Pour la première fois composée de son plein gré, librement et non sur commande, la Messe en ut fourmille d´ innovations par rapport à ses compositions précédentes. Tout d´abord par l´influence de Bach que le jeune Mozart venait précisément de découvrir et d´étudier. Notamment par son style contrapuntique et le recours à la fugue. Forte influence également de Haendel dont Mozart connaissait les oratorios (1). Autre nouveauté : la dimension de l´orchestre, élargi, notamment du côté des vents. Une particularité, enfin : le traitement de certains passages comme de véritables arias confiés à la soprano (Konstanze oblige !). Tel le Laudamus te du Gloria ou encore le fameux Et incarnatus est du Credo.

Pour compenser l´absence de certaines parties, l´usage, déjà pratiqué à l´époque, est parfois de les combler par l´apport de parties reprises d´autres messes. Pratique pour le moins contestable. Fort heureusement, l´interprétation qui nous en fut donnée ce soir respectait la partition sans ces ajouts.

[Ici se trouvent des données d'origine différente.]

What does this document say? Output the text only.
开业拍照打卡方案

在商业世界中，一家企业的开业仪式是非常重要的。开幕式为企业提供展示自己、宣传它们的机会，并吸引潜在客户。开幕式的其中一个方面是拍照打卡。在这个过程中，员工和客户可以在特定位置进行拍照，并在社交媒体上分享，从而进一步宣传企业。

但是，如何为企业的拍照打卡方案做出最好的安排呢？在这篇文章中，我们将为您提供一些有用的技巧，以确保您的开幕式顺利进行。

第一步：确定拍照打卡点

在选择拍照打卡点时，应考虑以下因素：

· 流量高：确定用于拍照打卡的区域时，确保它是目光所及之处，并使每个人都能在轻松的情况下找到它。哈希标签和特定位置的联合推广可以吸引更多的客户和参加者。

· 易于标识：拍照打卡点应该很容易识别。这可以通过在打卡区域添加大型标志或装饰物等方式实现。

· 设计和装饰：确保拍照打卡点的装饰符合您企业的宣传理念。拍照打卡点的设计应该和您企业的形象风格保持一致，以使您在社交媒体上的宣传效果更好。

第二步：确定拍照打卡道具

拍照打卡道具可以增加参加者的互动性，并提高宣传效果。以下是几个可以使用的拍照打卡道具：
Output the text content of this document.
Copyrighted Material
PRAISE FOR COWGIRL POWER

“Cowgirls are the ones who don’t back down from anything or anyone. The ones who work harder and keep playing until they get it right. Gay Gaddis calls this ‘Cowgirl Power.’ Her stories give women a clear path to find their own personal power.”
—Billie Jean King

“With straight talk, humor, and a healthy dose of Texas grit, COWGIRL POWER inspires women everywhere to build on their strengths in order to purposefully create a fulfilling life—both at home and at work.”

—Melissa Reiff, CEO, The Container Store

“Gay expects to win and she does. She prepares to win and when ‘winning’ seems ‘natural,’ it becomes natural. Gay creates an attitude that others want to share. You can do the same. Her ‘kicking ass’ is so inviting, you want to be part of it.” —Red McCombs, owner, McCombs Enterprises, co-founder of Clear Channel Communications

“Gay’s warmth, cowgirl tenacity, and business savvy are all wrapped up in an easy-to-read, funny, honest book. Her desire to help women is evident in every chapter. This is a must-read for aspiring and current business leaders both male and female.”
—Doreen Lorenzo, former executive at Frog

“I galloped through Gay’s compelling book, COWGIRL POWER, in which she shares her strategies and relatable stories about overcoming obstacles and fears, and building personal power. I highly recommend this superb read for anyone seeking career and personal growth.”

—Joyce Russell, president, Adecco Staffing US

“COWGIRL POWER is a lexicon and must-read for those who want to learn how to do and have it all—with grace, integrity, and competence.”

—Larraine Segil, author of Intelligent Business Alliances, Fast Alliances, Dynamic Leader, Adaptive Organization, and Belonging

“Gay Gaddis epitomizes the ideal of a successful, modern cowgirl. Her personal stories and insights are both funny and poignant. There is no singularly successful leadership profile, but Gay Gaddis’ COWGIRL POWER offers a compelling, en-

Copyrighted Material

De la symphonie Jupiter, donnée en première partie du concert, nous n´avons pas grand-chose à dire, tant elle est rebattue. Composée six ans après la Grande Messe dans la tonalité d´ut majeur, elle est la dernière que nous ait laissé Mozart. Elle débute par un allegro majestueux, solennel, au sein duquel vient s´insérer un thème léger et dansant bienvenu pour contrebalancer la solennité du reste. Suit un andante cantabile qui, par son atmosphère sereine et retenue (sans trompettes ni timbales) contraste de façon heureuse avec l´allegro initial. Viennent enfin un menuet et un allegro (molto allegro) de structure assez classique, allegro où se retrouve le contrepoint, pour se terminer dans une apothéose triomphale. D´où lui vient cette appellation de Jupiter ? Elle remonterait – selon un témoignage du fils de Mozart - à la fin des années 1820 et lui aurait été attribuée par un certain Salomon, organisateur de concerts à Londres. Considérée comme la plus accomplie des symphonies de Mozart. Certes, mais pas forcément la plus charmante (du moins à nos oreilles, lui préférant la 40ème en Sol mineur ou encore la symphonie de Prague). Car - que les inconditionnels nous pardonnent - si l´on n´y prend garde, elle pourrait offrir à l´audition une certaine impression de lourdeur. Pour éviter cela, l´orchestre Orfeo, jouant sur instruments d´époque, nous paraissait représenter a priori un choix idéal. Qu´en fut-il donc ?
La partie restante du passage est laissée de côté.